Somatic mutations are implicated in important life processes such as cancer and ageing, yet they still are not well understood. Now, a new study, published as preprint in bioRxiv, has increased our knowledge by analysing somatic mutations in 16 mammalian species. Their findings have shed more light on the role of somatic mutations.
The effect of somatic mutations
Throughout life, healthy cells will accumulate somatic mutations. Despite the fact that somatic mutations drive cancer development and are thought to contribute to ageing, we know relatively little about them.
It has only become possible to accurately study somatic mutation in normal tissues relatively recently, thanks to the development of technologies such as single-cell sequencing. Consequently, our current knowledge of somatic mutations is mostly limited to human tissues. Knowing the rates of mutagenesis in other species could enable us to uncover the role of somatic mutations in cancer and ageing in humans.
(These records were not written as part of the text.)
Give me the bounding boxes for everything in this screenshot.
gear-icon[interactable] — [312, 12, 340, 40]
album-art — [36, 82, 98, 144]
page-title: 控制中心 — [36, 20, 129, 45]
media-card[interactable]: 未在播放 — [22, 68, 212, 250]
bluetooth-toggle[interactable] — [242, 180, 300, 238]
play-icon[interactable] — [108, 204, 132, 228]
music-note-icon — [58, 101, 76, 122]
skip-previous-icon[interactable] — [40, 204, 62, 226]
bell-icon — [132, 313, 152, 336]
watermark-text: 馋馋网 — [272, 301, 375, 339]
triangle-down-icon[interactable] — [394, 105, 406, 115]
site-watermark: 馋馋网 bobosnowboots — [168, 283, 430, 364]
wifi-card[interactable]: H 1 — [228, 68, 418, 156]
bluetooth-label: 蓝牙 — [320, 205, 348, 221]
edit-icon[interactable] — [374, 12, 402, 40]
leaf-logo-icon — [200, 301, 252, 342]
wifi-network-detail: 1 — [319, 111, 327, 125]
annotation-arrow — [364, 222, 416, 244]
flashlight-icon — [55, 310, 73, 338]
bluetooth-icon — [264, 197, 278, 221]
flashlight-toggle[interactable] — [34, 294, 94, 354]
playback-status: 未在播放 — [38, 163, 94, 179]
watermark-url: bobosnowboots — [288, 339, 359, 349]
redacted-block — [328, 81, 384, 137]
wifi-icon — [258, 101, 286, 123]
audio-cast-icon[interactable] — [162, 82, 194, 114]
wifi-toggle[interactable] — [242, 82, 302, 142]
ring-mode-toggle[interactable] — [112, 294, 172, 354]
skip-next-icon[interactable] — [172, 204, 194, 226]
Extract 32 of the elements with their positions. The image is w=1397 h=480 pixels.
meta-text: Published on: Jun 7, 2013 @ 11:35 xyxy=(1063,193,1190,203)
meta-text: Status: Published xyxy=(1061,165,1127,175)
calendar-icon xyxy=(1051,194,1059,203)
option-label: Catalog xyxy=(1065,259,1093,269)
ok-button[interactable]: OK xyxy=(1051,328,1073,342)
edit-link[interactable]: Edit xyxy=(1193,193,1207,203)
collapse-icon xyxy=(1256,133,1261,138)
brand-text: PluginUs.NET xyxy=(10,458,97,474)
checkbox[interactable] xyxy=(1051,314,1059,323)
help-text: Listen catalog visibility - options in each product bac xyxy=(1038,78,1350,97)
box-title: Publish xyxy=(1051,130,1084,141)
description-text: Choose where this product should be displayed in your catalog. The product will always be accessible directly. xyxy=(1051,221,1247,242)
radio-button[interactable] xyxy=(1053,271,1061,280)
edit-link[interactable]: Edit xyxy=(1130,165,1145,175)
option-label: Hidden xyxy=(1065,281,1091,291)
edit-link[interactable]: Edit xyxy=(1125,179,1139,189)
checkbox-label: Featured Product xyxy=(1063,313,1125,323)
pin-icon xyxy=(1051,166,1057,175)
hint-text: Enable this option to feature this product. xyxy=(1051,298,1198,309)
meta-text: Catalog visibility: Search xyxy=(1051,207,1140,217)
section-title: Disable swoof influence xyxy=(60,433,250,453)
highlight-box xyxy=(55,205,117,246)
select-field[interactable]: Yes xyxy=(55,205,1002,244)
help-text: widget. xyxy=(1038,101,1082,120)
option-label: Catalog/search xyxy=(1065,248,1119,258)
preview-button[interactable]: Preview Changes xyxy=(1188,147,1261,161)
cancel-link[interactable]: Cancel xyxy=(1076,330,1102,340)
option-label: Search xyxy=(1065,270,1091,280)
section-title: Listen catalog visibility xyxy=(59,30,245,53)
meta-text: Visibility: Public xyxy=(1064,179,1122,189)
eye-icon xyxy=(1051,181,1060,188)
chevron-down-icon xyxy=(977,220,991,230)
How somatic mutations influence cancer and ageing
Somatic mutations are known to increase the risk of cancer as each mutation has the chance of being oncogenic. As larger species have more cells subject to these mutations, you would expect cancer risk to increase with body size. However, there appears to be no correlation between body mass and cancer risk across species. This raises the question of whether larger animals have evolved to have lower somatic mutation rates, thereby reducing cancer risk.
No one actually knows the underlying cause of ageing, but scientists have long predicted that somatic mutations may play a role. If this hypothesis is true, species that have shorter lifespans should have higher somatic mutation rates and vice versa. Unfortunately, this theory has not yet been tested due to the aforementioned difficulties of studying somatic mutations.
This current study set out to answer these questions by carrying out comparative analyses of somatic mutagenesis across species.
Whole genome sequencing tissue samples
In the study, the team analysed tissue samples from 16 mammalian species across a range of sizes – from a naked mole-rat to a giraffe! They carried out whole genome sequencing of 208 intestinal crypt tissue samples from 56 individual mammals.
The team’s analysis found that all samples showed a clear accumulation of mutations with age. This is in agreement with previous research on somatic mutation rates in humans.
Investigating mutational rates
Similar mutational processes were observed across the species, but the mutation rate per genome per year varied widely. The number of single base substitutions (SBS) ranged from 47 SBS per year in humans to 796 SBS per year in mice.
To explore the relationship between rate and lifespan, the team used mortality data from animals in zoos. Interestingly, they found a strong inverse correlation between somatic mutation rates per year and lifespan across species. These results suggest that the theory of somatic mutations contributing to ageing is correct.
Next, the team explored the relationship between somatic mutation rates and body mass. They discovered that the correlation between the two variables was very weak. The variation in mutation rates across species appeared to be controlled by lifespan, rather than body size. This was nicely demonstrated through comparison of select mammals. For example, giraffes and naked mole-rats had very similar somatic mutation rates of 99 and 93 SBS per year respectively. This is despite there being a 23,000-fold difference in adult body mass. However, both these species have a very similar average lifespan (24 years for giraffes and 25 years for naked mole-rats) which supports the team’s suggestion that life expectancy controls mutation rate.
The lack of correlation between mutations and body mass found in this study opposes the theory that lower cancer risk in larger mammals is due to lower somatic mutation rates. The findings suggest that other mechanisms may be responsible for the lower incidence of cancer observed in larger animals.
Conclusion and future work
The findings reported in this study suggest that somatic mutational rates do play a role in ageing, something that has long been suggested but never experimentally shown. In the future, the actual mechanisms by which mutations contribute to age should be investigated. The researchers clarify that even if somatic mutations are an underlying cause of ageing, ageing is a complex process and other forms of molecular damage are expected to display similar inverse correlations with lifespan.
The results have also shown that mutational rate does not correlate with body mass. This suggests that large mammals have not evolved to have lower mutational rates in order to reduce cancer risk. Therefore, other adaptations must play a role in modulating cancer risk, an avenue that should be explored in further studies.
Overall, this study is the first to describe and analyse somatic mutations at such a large scale. The findings have greatly increased our knowledge of somatic mutations and pave the way for future investigations into mutations, ageing and cancer – and how the three interrelate.